When one thought that all that could be said about corporate social responsibility (CSR) has been said in innumerable treatises and articles, it has suddenly got second wind, thanks to the Government at the Centre. Its move to incorporate in the new Company Law a mandatory requirement that companies should spend at least two per cent of their net profits on activities falling within the ambit of CSR, has given rise to a (literally) furious debate among think-tanks and federations of chambers of commerce and industry about the wisdom of the proposed measure, both in terms of feasibility and enforceability.

Ultimately, the Government, realising that discretion was the better part of valour, has backtracked, with a tame suggestion that companies could at least disclose to their stakeholders, presumably in their balance-sheets and the chairman's address, the amounts earmarked and spent on specified CSR-related schemes.

The core element of the objection was that, CSR being all things to all persons, was an elusive proposition, not lending itself to any precise interpretation and that this will make it difficult for companies to decide which activities fell within the nature and scope of CSR and which didn't.

There was also the philosophical or ideological (whichever way one prefers) resistance to any inroads the Government wants to make into domains (such as apportionment of profits for various purposes, whether for advancing business interests or carrying out CSR) which ought to be left to the discretion, good sense and judgment of the companies and their stakeholders. There was also a third argument which was as subtle as it was ingenious: Nothing more is necessary for a company to do by way of discharging its CSR than to conduct its business in tune with laws of the land and achieve wealth-creation and wealth-addition by sticking to the criteria of high productivity, distributable surplus, quality of goods and services, augmenting the Government's, that is, the people's coffers in the form of taxes and duties.

CATCH-ALL COMPLEXION

In this view of the concept, as a paper published in 2006 in the Harvard Business Review titled The Link between Competitive Advantage and CSR (and referred to by India Knowledge@Wharton in an article dated August 2, 2011) points out, creating shared value (CSV) should take precedence over CSR.

“CSV should supersede CSR in guiding the investments of companies in their communities…CSV is integral to a company's profitability and competitive position. It leverages the unique expertise and resources of the company to create economic value by creating social value.” Ergo, no allocations or provisions will need to be made in the name of CSR.

At some point, Ernst & Young jumped into the fray giving CSR a confounding catch-all complexion equating it with corporate responsibility, corporate citizenship, sustainable responsible business, corporate social performance and corporate sustainability.
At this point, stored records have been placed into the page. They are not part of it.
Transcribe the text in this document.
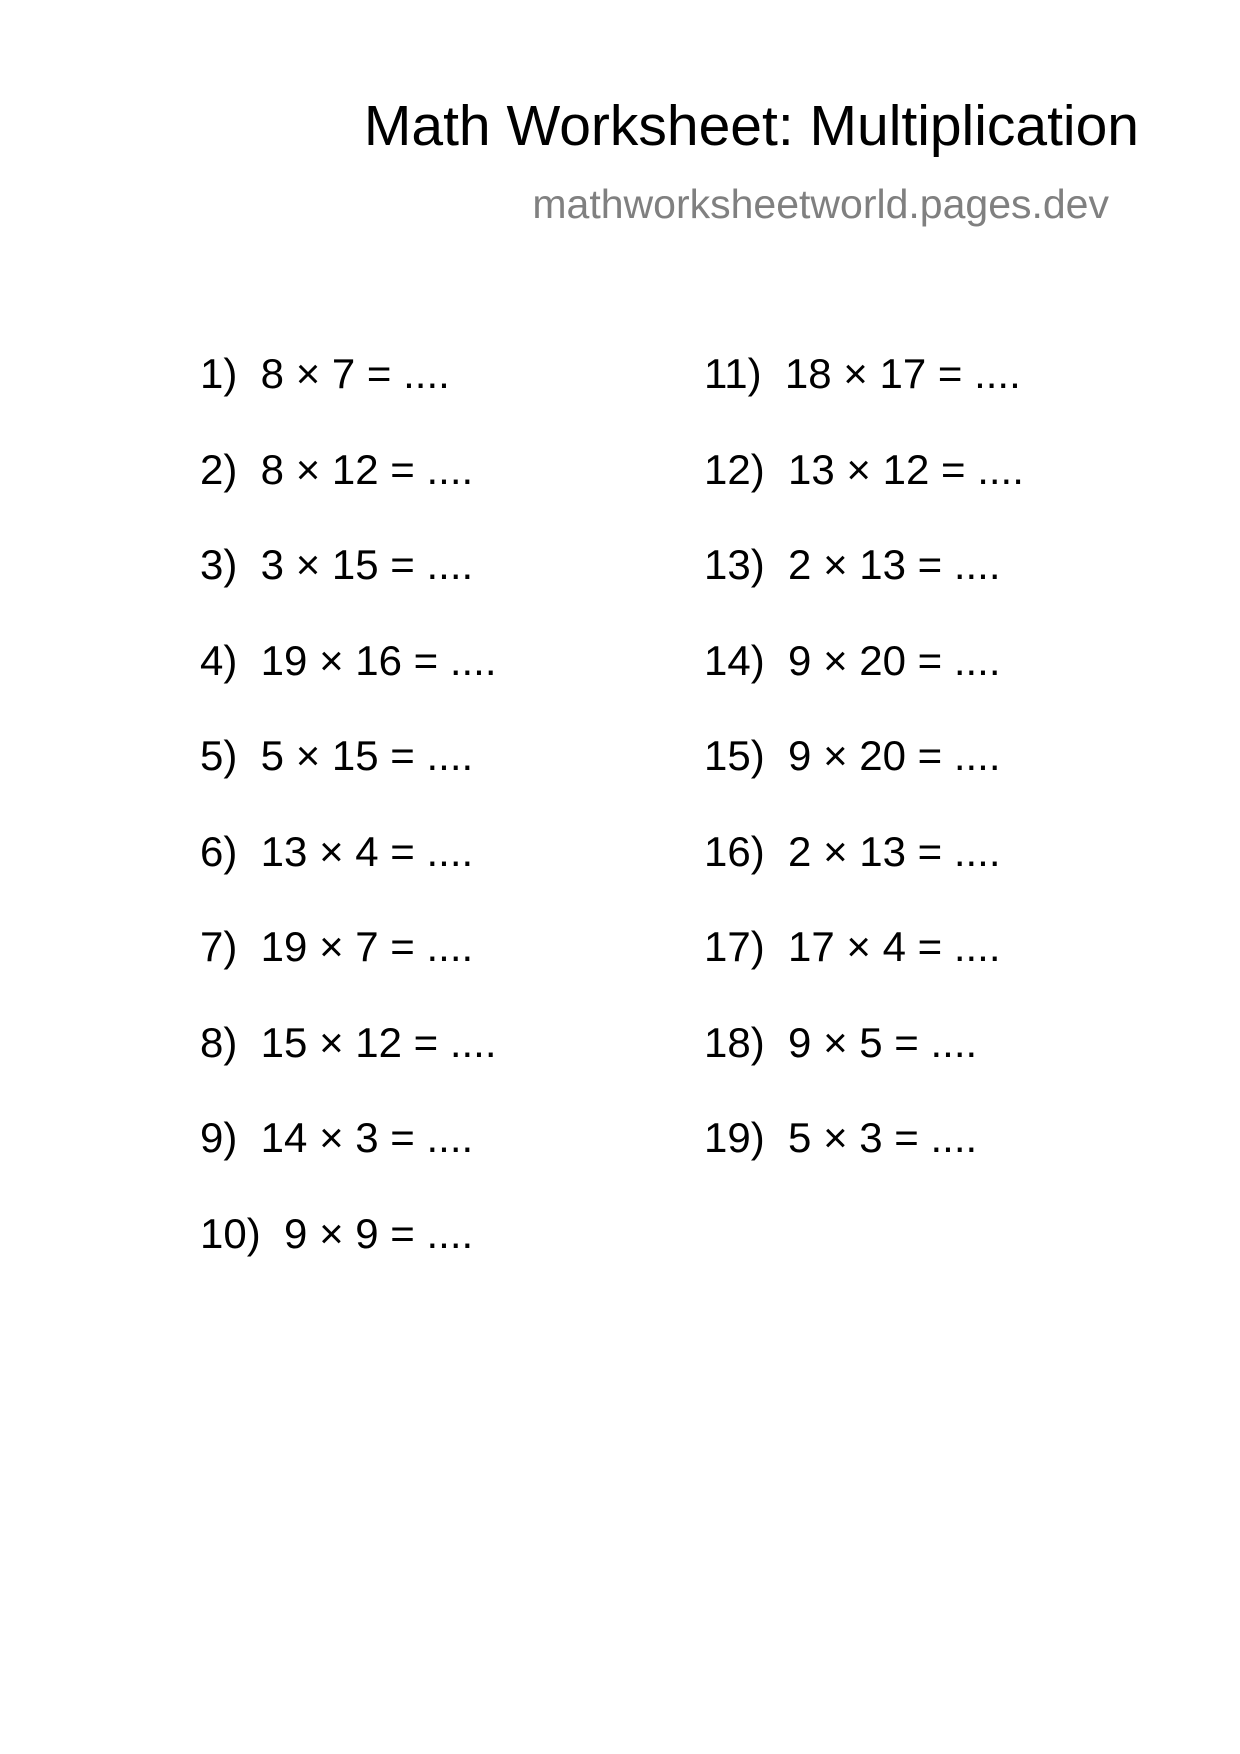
Math Worksheet: Multiplication
mathworksheetworld.pages.dev
1)  8 × 7 = ....
2)  8 × 12 = ....
3)  3 × 15 = ....
4)  19 × 16 = ....
5)  5 × 15 = ....
6)  13 × 4 = ....
7)  19 × 7 = ....
8)  15 × 12 = ....
9)  14 × 3 = ....
10)  9 × 9 = ....
11)  18 × 17 = ....
12)  13 × 12 = ....
13)  2 × 13 = ....
14)  9 × 20 = ....
15)  9 × 20 = ....
16)  2 × 13 = ....
17)  17 × 4 = ....
18)  9 × 5 = ....
19)  5 × 3 = ....
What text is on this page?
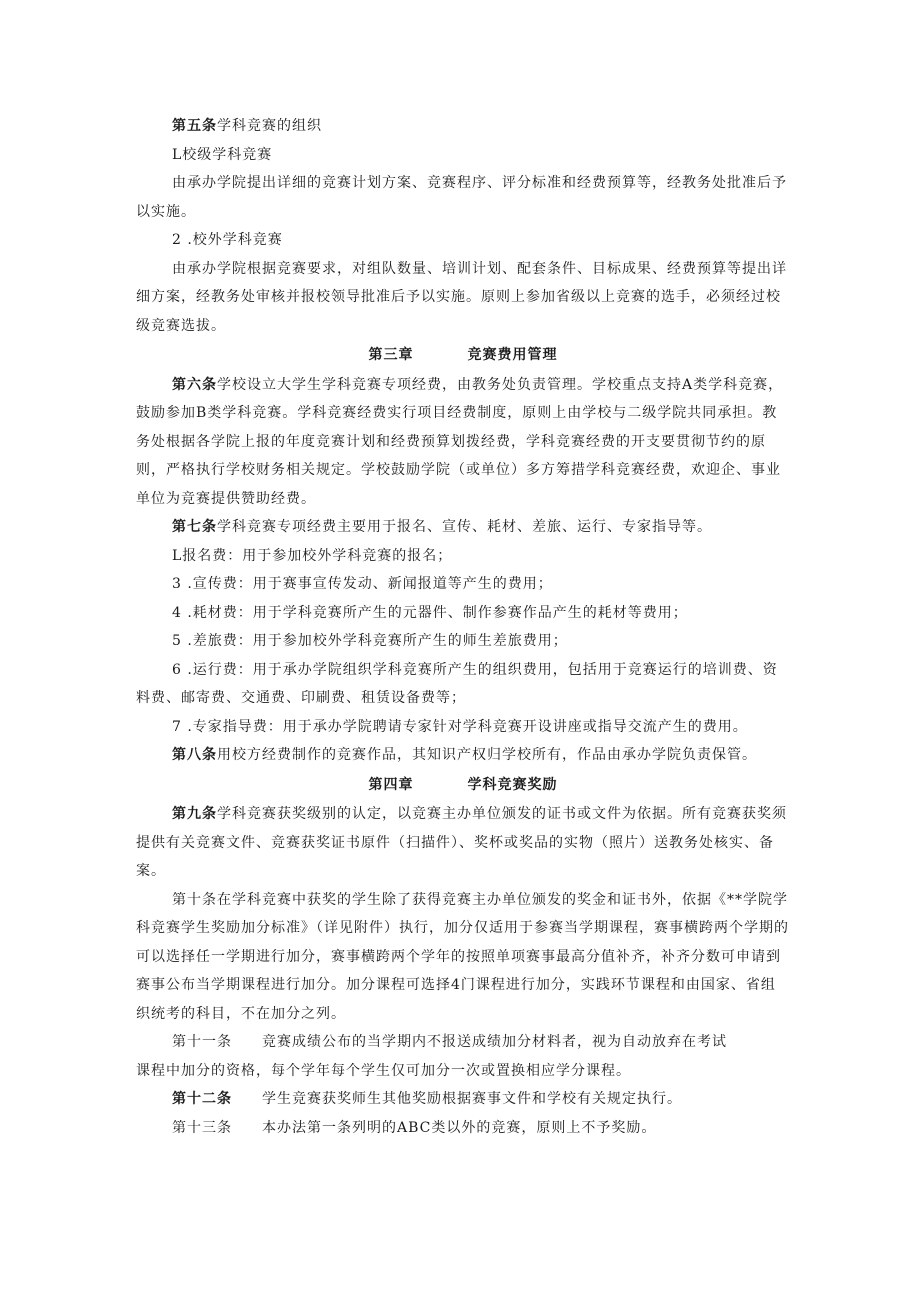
第五条学科竞赛的组织

L校级学科竞赛

由承办学院提出详细的竞赛计划方案、竞赛程序、评分标准和经费预算等，经教务处批准后予以实施。

2 .校外学科竞赛

由承办学院根据竞赛要求，对组队数量、培训计划、配套条件、目标成果、经费预算等提出详细方案，经教务处审核并报校领导批准后予以实施。原则上参加省级以上竞赛的选手，必须经过校级竞赛选拔。

第三章	竞赛费用管理

第六条学校设立大学生学科竞赛专项经费，由教务处负责管理。学校重点支持A类学科竞赛，鼓励参加B类学科竞赛。学科竞赛经费实行项目经费制度，原则上由学校与二级学院共同承担。教务处根据各学院上报的年度竞赛计划和经费预算划拨经费，学科竞赛经费的开支要贯彻节约的原则，严格执行学校财务相关规定。学校鼓励学院（或单位）多方筹措学科竞赛经费，欢迎企、事业单位为竞赛提供赞助经费。

第七条学科竞赛专项经费主要用于报名、宣传、耗材、差旅、运行、专家指导等。

L报名费：用于参加校外学科竞赛的报名；

3 .宣传费：用于赛事宣传发动、新闻报道等产生的费用；

4 .耗材费：用于学科竞赛所产生的元器件、制作参赛作品产生的耗材等费用；

5 .差旅费：用于参加校外学科竞赛所产生的师生差旅费用；

6 .运行费：用于承办学院组织学科竞赛所产生的组织费用，包括用于竞赛运行的培训费、资料费、邮寄费、交通费、印刷费、租赁设备费等；

7 .专家指导费：用于承办学院聘请专家针对学科竞赛开设讲座或指导交流产生的费用。

第八条用校方经费制作的竞赛作品，其知识产权归学校所有，作品由承办学院负责保管。

第四章	学科竞赛奖励

第九条学科竞赛获奖级别的认定，以竞赛主办单位颁发的证书或文件为依据。所有竞赛获奖须提供有关竞赛文件、竞赛获奖证书原件（扫描件）、奖杯或奖品的实物（照片）送教务处核实、备案。

第十条在学科竞赛中获奖的学生除了获得竞赛主办单位颁发的奖金和证书外，依据《**学院学科竞赛学生奖励加分标准》（详见附件）执行，加分仅适用于参赛当学期课程，赛事横跨两个学期的可以选择任一学期进行加分，赛事横跨两个学年的按照单项赛事最高分值补齐，补齐分数可申请到赛事公布当学期课程进行加分。加分课程可选择4门课程进行加分，实践环节课程和由国家、省组织统考的科目，不在加分之列。

第十一条 竞赛成绩公布的当学期内不报送成绩加分材料者，视为自动放弃在考试

课程中加分的资格，每个学年每个学生仅可加分一次或置换相应学分课程。

第十二条 学生竞赛获奖师生其他奖励根据赛事文件和学校有关规定执行。

第十三条 本办法第一条列明的ABC类以外的竞赛，原则上不予奖励。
The Institute of Chartered Accountants of India (ICAI) too, not to be left behind, is said to have set up a subcommittee to define CSR, thereby raising a fresh controversy in the bargain questioning its jurisdiction and competence to do so.

Trading definitions

In short, everybody is having a jolly good time trading definitions and parading erudition. For some, philanthropy is part of CSR, while for some others, vocational training programmes for employees and even subsidised canteen lunches could be it.

The K@W quotes Bill Gates and Warren Buffet that now the effort by companies should go beyond CSR into CSC (Corporate Social Compulsion).

The Government, for its part, will certainly feel happy if the corporates take over its responsibilities for health, social safety net, education et al under the garb of CSR.

Is there any need for these hair-splitting disputations? Is it too hard to recognise CSR when one sees it? Actually, I would call it CSD (Corporate Social Duty) which brings in the sense of social conscience and social commitment.

From that standpoint, I am all for the Government requiring the corporates under the law to set apart a stipulated quantum in fulfilment of that commitment.

In fact, I would increase the prescribed share of profits to be set aside from a mere two per cent to five per cent.